Limitations (our opinion)

This is a preprint, and the implementation was not inspected during ingest. The paper reports that the complete implementation is open-sourced, but this report only uses the PDF snapshot, so claims about the runtime should not be treated as code-grounded.

The formal guarantees rest on simplifying assumptions: deterministic total combinators, bounded model halting on leaf calls, monotone costs, and accuracy/composition assumptions. These are useful for clarifying the design, but they do not automatically transfer to soft-oracle Commonplace tasks such as synthesis, note review, or connection judgment, where composition correctness is harder to define.

The empirical benchmark suite is broad enough to be useful but still design-aligned with λ-RLM's strengths: search, aggregation, pairwise reasoning, and code QA all admit explicit splitting and recomposition. The paper's own failure cases show the simpler account: fixed combinators win when the right decomposition is in the library, while normal RLM can win when creative task-specific code or code-aware navigation matters.

The k* = 2 optimal partition theorem appears under one stated simple cost model, while Algorithm 3 later shows a planner formula that can yield other branching factors. Treat this as a formal candidate and ablation-supported design signal, not as a universal chunking rule.

The paper frames λ-calculus as the foundation, but the operational contribution may be the restricted typed combinator runtime rather than λ-calculus specifically. A less ornate host-language runtime with the same fixed combinators, planner, and bounded leaf calls might deliver most of the benefit.

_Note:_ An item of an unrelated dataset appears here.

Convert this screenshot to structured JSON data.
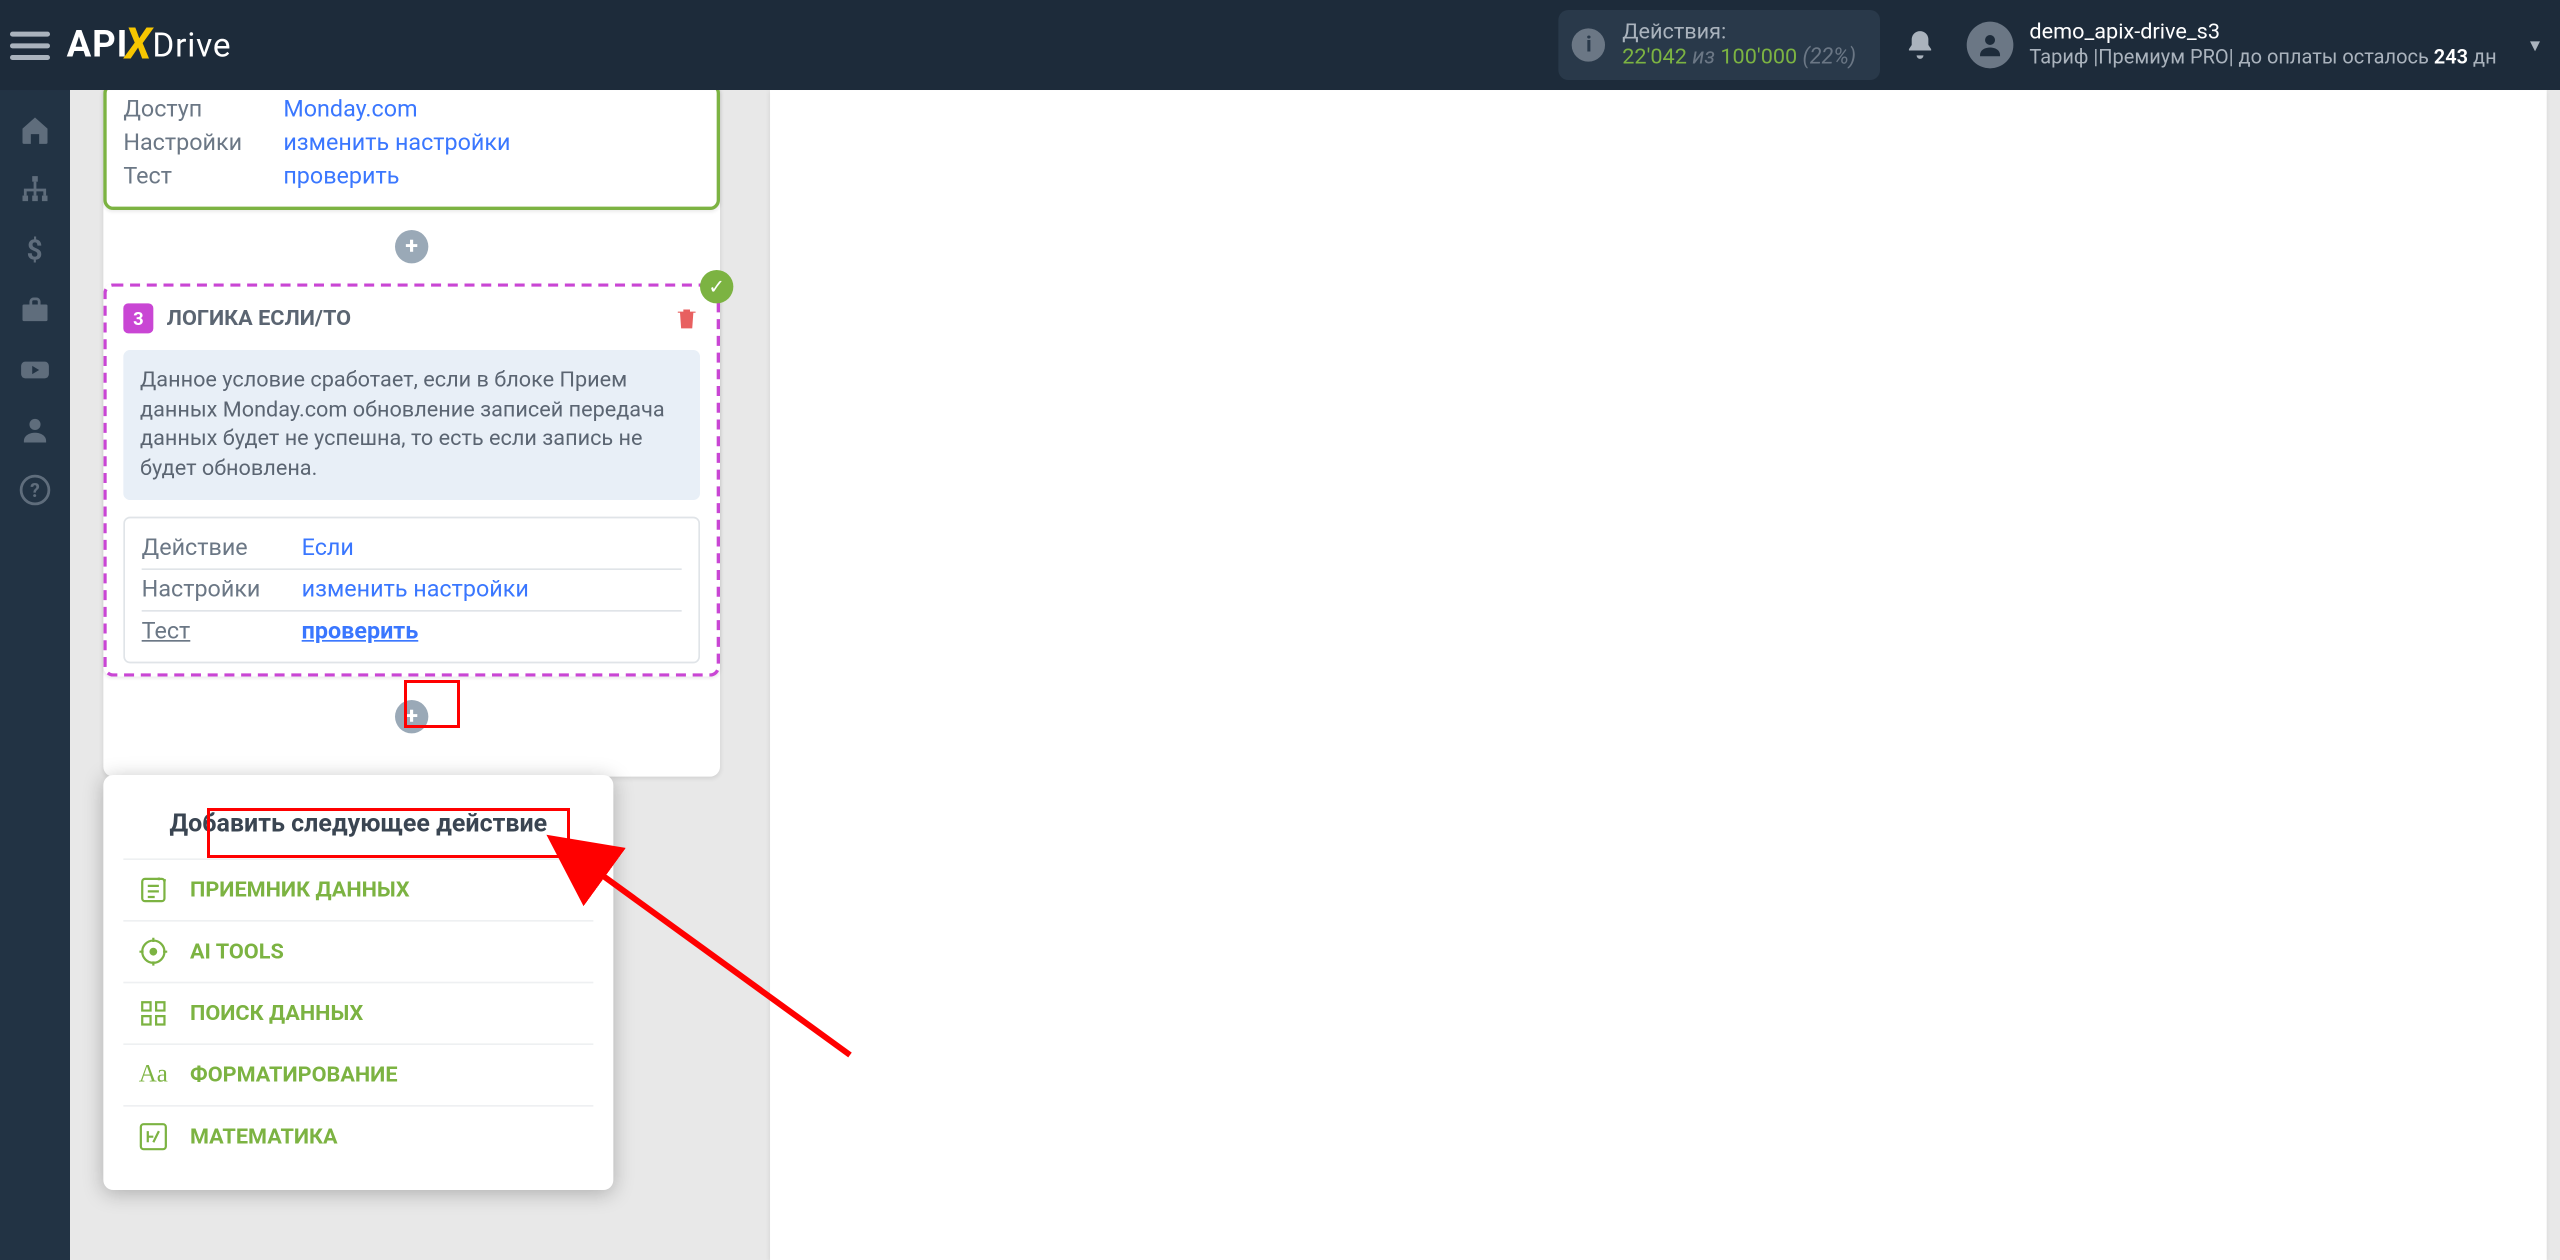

That matters for this KB because our design guidance should promote the mechanism, not the mathematical branding.

~~Update RLM, Tendril, and llm-do place symbolic work at different persistence boundaries to add λ-RLM as an RLM variant: ephemeral per-run symbolic orchestration, selected by a planner, constrained to a pre-verified typed combinator vocabulary. Link this ingest as evidence, and explicitly separate "orchestration language restriction" from "persistence boundary" so the note does not keep collapsing verification and accumulation into one axis.~~

Completed 2026-06-11: the comparison note now treats λ-RLM as a restricted RLM variant and separates control-language restriction from persistence boundary.